Time format in scidb with R


#1

I tried to load time dimension to scidb with R to the “datetime” format. Could not find a corresponding time format in R that allow me to copy time attribute to scidb datetime format. Looking for ideas.


#2

Yes, there is no support yet anywhere for the SciDB datetime type. I’m working on getting that into the package now, and will send another post when its ready.


#3

Hi,

OK, I’m still struggling with the implementation, but there is a basic conversion for data frames available.

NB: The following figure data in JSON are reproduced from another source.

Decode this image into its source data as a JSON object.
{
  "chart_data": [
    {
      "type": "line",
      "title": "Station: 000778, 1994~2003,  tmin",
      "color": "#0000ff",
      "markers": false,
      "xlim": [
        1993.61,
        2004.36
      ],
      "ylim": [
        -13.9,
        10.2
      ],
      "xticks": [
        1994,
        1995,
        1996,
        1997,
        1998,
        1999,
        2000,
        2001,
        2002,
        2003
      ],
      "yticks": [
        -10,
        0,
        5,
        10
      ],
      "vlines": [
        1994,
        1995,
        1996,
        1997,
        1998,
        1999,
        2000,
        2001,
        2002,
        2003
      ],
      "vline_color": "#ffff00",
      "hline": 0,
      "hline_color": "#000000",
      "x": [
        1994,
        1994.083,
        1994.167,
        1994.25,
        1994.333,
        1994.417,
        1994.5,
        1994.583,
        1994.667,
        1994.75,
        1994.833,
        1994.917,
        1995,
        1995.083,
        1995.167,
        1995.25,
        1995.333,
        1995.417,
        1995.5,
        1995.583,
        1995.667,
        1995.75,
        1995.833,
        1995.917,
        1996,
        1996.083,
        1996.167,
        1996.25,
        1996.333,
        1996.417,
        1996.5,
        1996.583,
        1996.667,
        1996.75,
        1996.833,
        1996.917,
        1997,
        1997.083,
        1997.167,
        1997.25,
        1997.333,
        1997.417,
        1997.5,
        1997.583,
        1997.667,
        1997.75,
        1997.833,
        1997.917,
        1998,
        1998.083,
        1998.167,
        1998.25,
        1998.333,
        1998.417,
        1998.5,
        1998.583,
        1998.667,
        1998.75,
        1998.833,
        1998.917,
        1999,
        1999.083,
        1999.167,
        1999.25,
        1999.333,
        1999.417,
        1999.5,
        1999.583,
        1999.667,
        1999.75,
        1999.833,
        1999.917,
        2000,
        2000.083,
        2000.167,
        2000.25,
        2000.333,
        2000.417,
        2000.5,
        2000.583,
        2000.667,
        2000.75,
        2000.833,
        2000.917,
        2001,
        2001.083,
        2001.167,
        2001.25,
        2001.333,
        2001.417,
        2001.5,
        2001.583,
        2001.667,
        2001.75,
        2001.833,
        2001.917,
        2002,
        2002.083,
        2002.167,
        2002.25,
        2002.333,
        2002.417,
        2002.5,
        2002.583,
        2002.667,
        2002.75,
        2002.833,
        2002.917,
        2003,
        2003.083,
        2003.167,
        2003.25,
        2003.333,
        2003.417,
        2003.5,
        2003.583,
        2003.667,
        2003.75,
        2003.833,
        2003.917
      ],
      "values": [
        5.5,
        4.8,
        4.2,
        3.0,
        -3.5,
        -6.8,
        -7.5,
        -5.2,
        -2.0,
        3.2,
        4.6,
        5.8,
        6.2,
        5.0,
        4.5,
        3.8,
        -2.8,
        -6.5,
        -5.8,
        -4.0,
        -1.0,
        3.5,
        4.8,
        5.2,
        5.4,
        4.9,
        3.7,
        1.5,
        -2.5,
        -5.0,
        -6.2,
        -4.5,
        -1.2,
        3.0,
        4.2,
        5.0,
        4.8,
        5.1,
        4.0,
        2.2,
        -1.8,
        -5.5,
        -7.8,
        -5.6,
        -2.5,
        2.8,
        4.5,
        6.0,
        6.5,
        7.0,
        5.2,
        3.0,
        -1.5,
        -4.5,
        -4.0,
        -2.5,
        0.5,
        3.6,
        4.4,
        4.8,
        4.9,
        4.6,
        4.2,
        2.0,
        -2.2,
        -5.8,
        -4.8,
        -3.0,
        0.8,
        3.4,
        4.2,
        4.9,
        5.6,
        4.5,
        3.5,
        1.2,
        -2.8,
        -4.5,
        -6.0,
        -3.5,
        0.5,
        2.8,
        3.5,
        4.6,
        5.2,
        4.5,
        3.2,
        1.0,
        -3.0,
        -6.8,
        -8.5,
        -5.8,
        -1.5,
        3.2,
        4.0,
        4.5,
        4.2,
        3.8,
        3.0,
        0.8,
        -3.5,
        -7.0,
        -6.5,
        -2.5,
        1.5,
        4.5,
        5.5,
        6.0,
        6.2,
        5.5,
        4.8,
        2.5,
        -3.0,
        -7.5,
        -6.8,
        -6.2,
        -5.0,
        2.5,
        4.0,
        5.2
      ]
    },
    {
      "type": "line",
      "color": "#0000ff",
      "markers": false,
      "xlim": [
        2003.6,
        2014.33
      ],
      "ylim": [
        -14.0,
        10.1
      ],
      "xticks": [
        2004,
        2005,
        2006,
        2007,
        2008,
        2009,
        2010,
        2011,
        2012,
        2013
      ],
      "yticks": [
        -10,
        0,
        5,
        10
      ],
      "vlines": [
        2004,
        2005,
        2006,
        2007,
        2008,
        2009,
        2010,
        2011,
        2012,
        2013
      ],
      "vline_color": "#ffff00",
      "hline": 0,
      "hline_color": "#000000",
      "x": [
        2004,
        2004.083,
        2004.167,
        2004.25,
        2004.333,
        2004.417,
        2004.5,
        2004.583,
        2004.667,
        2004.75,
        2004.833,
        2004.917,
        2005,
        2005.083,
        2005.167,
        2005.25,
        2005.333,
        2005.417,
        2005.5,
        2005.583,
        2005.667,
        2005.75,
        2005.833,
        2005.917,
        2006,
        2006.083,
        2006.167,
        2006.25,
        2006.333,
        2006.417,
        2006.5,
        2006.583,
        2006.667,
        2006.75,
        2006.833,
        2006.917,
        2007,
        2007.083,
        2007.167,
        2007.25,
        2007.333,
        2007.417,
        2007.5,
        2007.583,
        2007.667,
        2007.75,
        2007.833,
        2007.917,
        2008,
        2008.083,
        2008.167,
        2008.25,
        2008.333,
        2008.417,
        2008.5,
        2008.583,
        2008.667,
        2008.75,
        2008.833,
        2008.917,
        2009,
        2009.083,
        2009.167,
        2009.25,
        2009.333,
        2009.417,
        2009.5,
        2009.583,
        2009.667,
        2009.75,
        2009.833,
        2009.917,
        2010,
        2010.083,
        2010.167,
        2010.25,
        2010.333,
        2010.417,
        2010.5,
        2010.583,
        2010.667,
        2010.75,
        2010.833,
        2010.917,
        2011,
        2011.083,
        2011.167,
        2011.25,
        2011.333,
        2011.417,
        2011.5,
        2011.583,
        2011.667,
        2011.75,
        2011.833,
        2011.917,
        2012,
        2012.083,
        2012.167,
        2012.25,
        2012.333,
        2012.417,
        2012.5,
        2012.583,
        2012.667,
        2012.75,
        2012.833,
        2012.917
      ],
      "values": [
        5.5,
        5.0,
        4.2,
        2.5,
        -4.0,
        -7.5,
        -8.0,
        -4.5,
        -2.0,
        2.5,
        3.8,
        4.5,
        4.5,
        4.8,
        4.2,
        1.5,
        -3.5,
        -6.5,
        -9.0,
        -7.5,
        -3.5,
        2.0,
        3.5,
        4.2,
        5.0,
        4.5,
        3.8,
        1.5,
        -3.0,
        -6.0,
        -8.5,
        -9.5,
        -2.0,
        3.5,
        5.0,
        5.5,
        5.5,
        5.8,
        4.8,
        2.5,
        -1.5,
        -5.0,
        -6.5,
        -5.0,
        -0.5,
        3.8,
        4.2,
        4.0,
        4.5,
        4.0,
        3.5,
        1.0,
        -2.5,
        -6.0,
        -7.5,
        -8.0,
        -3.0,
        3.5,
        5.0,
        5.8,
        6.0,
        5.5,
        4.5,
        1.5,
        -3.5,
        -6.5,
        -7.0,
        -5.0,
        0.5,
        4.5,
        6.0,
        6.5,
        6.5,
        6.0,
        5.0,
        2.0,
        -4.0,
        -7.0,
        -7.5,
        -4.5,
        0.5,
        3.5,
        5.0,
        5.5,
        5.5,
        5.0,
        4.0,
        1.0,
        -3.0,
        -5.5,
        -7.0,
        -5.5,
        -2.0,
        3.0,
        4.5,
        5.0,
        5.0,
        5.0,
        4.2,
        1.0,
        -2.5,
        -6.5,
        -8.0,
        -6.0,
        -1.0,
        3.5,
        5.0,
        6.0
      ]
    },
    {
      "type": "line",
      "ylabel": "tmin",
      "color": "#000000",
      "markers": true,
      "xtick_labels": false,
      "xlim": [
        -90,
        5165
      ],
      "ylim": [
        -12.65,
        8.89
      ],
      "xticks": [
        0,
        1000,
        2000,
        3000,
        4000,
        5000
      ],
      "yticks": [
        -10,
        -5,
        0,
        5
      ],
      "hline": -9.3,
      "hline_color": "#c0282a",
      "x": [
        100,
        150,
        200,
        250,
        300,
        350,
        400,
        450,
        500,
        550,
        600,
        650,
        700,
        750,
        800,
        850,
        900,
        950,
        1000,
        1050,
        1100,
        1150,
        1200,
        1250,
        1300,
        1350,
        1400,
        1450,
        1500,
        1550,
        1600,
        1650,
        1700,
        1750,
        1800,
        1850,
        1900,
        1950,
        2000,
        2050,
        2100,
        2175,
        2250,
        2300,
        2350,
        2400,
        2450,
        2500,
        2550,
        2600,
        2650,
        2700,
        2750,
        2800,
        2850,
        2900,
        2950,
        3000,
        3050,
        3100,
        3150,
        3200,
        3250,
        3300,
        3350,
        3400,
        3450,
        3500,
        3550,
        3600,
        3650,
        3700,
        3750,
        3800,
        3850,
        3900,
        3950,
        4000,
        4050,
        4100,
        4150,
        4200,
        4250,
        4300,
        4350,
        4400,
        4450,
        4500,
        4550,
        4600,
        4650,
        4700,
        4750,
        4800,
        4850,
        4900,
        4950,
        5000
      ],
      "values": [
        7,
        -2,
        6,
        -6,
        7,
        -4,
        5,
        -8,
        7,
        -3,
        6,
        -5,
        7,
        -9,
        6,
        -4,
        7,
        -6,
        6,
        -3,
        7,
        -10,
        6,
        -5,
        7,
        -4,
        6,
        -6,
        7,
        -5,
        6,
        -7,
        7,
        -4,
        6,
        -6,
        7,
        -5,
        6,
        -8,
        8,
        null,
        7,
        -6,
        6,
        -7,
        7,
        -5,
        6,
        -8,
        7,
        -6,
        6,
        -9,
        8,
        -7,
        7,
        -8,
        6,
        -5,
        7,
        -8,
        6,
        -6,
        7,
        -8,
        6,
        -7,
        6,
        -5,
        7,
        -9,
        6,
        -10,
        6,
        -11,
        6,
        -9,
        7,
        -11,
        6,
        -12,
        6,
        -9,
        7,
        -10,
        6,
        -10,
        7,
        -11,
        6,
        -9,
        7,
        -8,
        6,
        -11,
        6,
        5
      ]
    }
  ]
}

An example follows.

[code]# If you don’t have the “devtools” package for R, install that:
install.packages(“devtools”,repos=“http://cran.case.edu”)

Install the latest development package from github

library(“devtools”)
install_github(“SciDBR”,“Paradigm4”)
library(“scidb”)
scidbconnect()

Create a data frame in R with dates:

x = data.frame(date=as.POSIXct(Sys.Date())+1:10)

Upload it to a SciDB array:

s = as.scidb(x)[/code]

The SciDB array now has a datetime type value in UTC time. In the reverse direction, datetime types come back to R as strings–you can convert them with one of the numerous R conversion functions like strptime for example.

Here is an example using xts time series objects:

library("xts")
data(sample_matrix)
sample.xts = as.xts(sample_matrix)

# Now, via a data frame, send this to SciDB. We explicitly bind the xts index date as a POSIXct column in the data frame.
x = as.scidb(cbind(as.data.frame(sample.xts),date=index(sample.xts)))
head(x)
      Open     High      Low    Close                date
1 50.03978 50.11778 49.95041 50.11778 2007-01-02 05:00:00
2 50.23050 50.42188 50.23050 50.39767 2007-01-03 05:00:00
3 50.42096 50.42096 50.26414 50.33236 2007-01-04 05:00:00
4 50.37347 50.37347 50.22103 50.33459 2007-01-05 05:00:00
5 50.24433 50.24433 50.11121 50.18112 2007-01-06 05:00:00
6 50.13211 50.21561 49.99185 49.99185 2007-01-07 05:00:00

# Note that the POSIXct values were converted to UTC before shipping them to SciDB.

The datetime type in SciDB is really just POSIX time; it represents time as an int64 offset in seconds from midnight 1970-1-1. (R’s POSIX representation lets users choose the epoch, but defaults to 1970-1-1. Note that SAS uses 1960-1-1 by default.)

Remeber, in order to use datetime as a dimension in a SciDB array, you’ll need to convert it to its underlying POSIX int64 representation since SciDB coordinate axes are int64. This is easy to do though, just apply an int64() conversion around the datetime values.

A good alternative representation of time in light of the last few paragraphs is to simply use a POSIX representation with integers or doubles directly, which is really all the datetime type is after all.

I’m working on adding xts-like time subsetting funcions to SciDB array objects with int64 dimensions that can be intepreted as POSIXct values. This will make SciDB arrays indexed by time act a bit like xts objects. I’ll let you know with another post when that is ready.